The Christmas tree that graces the centre of the Bernini colonnade in St. Peter’s Square is a tradition John Paul II introduced back in 1982.

Every year since then, the competition has been on to see who can grow the tallest tree to adorn St. Peter’s Square.

This year’s tree was a gift from the German city of Waldmünchen.

The tree and the Nativity Scene which was also erected in the Square, recalls “the joy of the blazing light of God” and “the Christmas tree is a sign which recalls” this, Francis said.

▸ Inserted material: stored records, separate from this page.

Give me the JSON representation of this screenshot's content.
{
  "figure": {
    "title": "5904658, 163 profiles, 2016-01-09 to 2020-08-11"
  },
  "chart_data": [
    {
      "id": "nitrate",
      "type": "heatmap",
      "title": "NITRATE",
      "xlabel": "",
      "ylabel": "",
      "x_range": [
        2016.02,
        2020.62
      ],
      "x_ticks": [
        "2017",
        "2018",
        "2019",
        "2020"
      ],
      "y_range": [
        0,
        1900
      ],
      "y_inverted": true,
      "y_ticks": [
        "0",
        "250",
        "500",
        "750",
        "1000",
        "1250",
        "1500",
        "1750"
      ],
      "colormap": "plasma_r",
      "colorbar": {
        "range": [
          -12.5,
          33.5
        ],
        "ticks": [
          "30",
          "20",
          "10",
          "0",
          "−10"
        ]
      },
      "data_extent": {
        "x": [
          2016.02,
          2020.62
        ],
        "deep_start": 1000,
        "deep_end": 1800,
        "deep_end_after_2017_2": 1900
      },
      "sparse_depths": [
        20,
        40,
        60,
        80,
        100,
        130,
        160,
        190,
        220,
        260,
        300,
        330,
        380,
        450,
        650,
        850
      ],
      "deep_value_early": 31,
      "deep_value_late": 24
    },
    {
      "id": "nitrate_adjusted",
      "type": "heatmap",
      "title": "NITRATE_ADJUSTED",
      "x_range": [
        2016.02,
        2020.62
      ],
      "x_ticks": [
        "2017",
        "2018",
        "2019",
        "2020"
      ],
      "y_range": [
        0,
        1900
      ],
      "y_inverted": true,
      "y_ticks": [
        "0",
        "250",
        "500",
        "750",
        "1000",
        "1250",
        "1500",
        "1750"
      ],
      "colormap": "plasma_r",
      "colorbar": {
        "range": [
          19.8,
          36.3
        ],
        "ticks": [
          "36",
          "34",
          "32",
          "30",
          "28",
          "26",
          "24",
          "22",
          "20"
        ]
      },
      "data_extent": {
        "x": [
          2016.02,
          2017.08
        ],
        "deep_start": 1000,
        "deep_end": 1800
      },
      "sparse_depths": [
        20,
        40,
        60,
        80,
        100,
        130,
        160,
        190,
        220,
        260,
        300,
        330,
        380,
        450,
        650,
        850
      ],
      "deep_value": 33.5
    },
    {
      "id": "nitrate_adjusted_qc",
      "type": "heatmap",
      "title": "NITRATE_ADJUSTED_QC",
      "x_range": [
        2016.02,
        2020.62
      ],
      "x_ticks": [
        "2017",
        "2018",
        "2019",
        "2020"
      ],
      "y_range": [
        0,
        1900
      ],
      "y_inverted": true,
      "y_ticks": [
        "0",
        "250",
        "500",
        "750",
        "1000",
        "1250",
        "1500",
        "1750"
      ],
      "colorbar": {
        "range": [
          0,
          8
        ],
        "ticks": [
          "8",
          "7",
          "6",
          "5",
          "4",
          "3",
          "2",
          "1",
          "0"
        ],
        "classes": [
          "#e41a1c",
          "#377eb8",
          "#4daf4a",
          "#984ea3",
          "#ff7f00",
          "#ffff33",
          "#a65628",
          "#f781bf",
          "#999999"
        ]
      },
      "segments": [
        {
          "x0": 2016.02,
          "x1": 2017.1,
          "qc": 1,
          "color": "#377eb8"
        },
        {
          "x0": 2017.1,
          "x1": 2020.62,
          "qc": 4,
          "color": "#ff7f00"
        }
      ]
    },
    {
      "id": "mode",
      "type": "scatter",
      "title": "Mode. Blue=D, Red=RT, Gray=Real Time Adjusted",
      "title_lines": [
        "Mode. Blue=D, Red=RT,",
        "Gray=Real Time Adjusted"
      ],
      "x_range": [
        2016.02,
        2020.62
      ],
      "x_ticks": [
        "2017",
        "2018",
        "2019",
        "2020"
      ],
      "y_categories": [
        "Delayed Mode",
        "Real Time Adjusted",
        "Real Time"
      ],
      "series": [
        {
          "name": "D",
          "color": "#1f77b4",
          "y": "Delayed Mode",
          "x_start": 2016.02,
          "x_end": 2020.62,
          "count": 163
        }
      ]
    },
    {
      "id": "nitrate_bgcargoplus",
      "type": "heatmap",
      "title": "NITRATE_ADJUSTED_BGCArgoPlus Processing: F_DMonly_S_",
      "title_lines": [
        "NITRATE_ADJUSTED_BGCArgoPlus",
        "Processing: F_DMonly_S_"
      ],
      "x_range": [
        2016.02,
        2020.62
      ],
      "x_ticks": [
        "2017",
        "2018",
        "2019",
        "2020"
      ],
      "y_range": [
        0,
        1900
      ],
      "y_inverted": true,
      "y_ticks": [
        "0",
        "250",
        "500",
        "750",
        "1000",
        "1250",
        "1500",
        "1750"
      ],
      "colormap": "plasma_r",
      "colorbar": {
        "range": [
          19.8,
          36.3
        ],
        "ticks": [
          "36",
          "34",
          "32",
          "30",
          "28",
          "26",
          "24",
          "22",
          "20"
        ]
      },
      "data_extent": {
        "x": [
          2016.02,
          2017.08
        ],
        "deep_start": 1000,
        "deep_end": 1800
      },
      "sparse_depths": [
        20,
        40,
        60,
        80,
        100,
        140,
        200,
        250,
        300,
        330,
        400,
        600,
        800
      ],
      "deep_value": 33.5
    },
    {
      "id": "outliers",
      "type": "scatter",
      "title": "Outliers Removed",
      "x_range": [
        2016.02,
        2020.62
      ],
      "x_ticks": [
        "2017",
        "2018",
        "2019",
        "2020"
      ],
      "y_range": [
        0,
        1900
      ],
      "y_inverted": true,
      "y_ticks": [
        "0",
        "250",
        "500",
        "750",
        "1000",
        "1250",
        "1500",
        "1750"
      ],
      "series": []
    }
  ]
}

Today it is quite common to find fir trees even inside churches and not just in Alpine countries but across Europe and North America. The years when the Christmas tree was yet another cause of discord among the churches seem long gone. To remember but also to herald the future of ecumenical dialogue, the Salzburg Cathedral Museum has put on an exhibition entitled “O Tannenbaum”. The title is not only a reference to the fir or Christmas tree but also to a much-loved Christmas carol, composed in 1824 by Ernst Anschütz, an organ teacher from Leipsig. The carol is based on a 16th century folk song (a love song in which referred to the fir as a symbol of faithfulness).

Decorating the Christmas tree is an old tradition and white and red were the colours most commonly seen in Central European forests. From as early as 1525 the prince and bishop Matthäus Lang von Wellenburg would issue a decree for trees to be cut in preparation for Christmas.

But the tradition of decorating Christmas trees with paper roses, glazed apples and biscuits started further North in Strasburg and Germany’s literary giant Goethe wrote that he saw his first Christmas tree in Leipsig in 1767. The Christmas tree received official approval at the Congress of Vienna in Austria, having previously been considered a symbol of Protestantism. The capital of uber-Catholic Austria hosted the first Christmas tree feast in 1914. Two years later it made its grand appearance in the Hofburg, the former imperial residence in the heart of Vienna, by expressed wish of Henrietta of Nassau-Weilburg, spouse of the Archduke Charles. It crossed the Channel thanks to Prince Albert of Saxony, Queen Victoria’s spouse.

Despite attempts to introduce the tree as a symbol of Paradise and Life (and even as the tree of Jesse, a depiction of the ancestors of Christ), most of the Catholic hierarchy continued, at Rome’s request, to stigmatise the Christmas tree, labelling it a Protestant tradition or a sign of giving into “modernity”, for which forgiveness should be granted. All this was swept away in the early 1900’s, when the diocese of Salzburg started adding Christmas trees to the mangers that usually decorated its churches.

Since then, decorations have evolved to include all sorts of objects of different shake and forms: from the home-made sweets produced in the Biedermeier era (these were the sweets which Selma Lang, the wife of a Swedish pastor placed in the first ever Advent calendar), to the baubles and other decorations made of glass, silk, cotton, foil and all sorts of other materials. Lauscha glass decorations became very popular as of 1867, as did those made in Sebnitz, in Switzerland and Gablonz, in Bohemia. Electric decorations first appeared in the United States in 1870. This is when the production of artificial Christmas trees began. These would later be sent to soldiers fighting on the front in the First and Second World Wars.

The Christmas tree increasingly became a symbol of peace, despite adversity. Jewish children at a concentration camp in Theresienstadt, in Bohemia, even decorated a Christmas tree with some simple objects found. The exhibition at the Salzburg Cathedral Museum will be open until 6 January 2014 from 10-17. It is a collection of Christmas tree paintings and related objects, including old decorations and Felix Ignaz Pollinger’s “First Christmas tree in Ried” (1848) is among the works on show.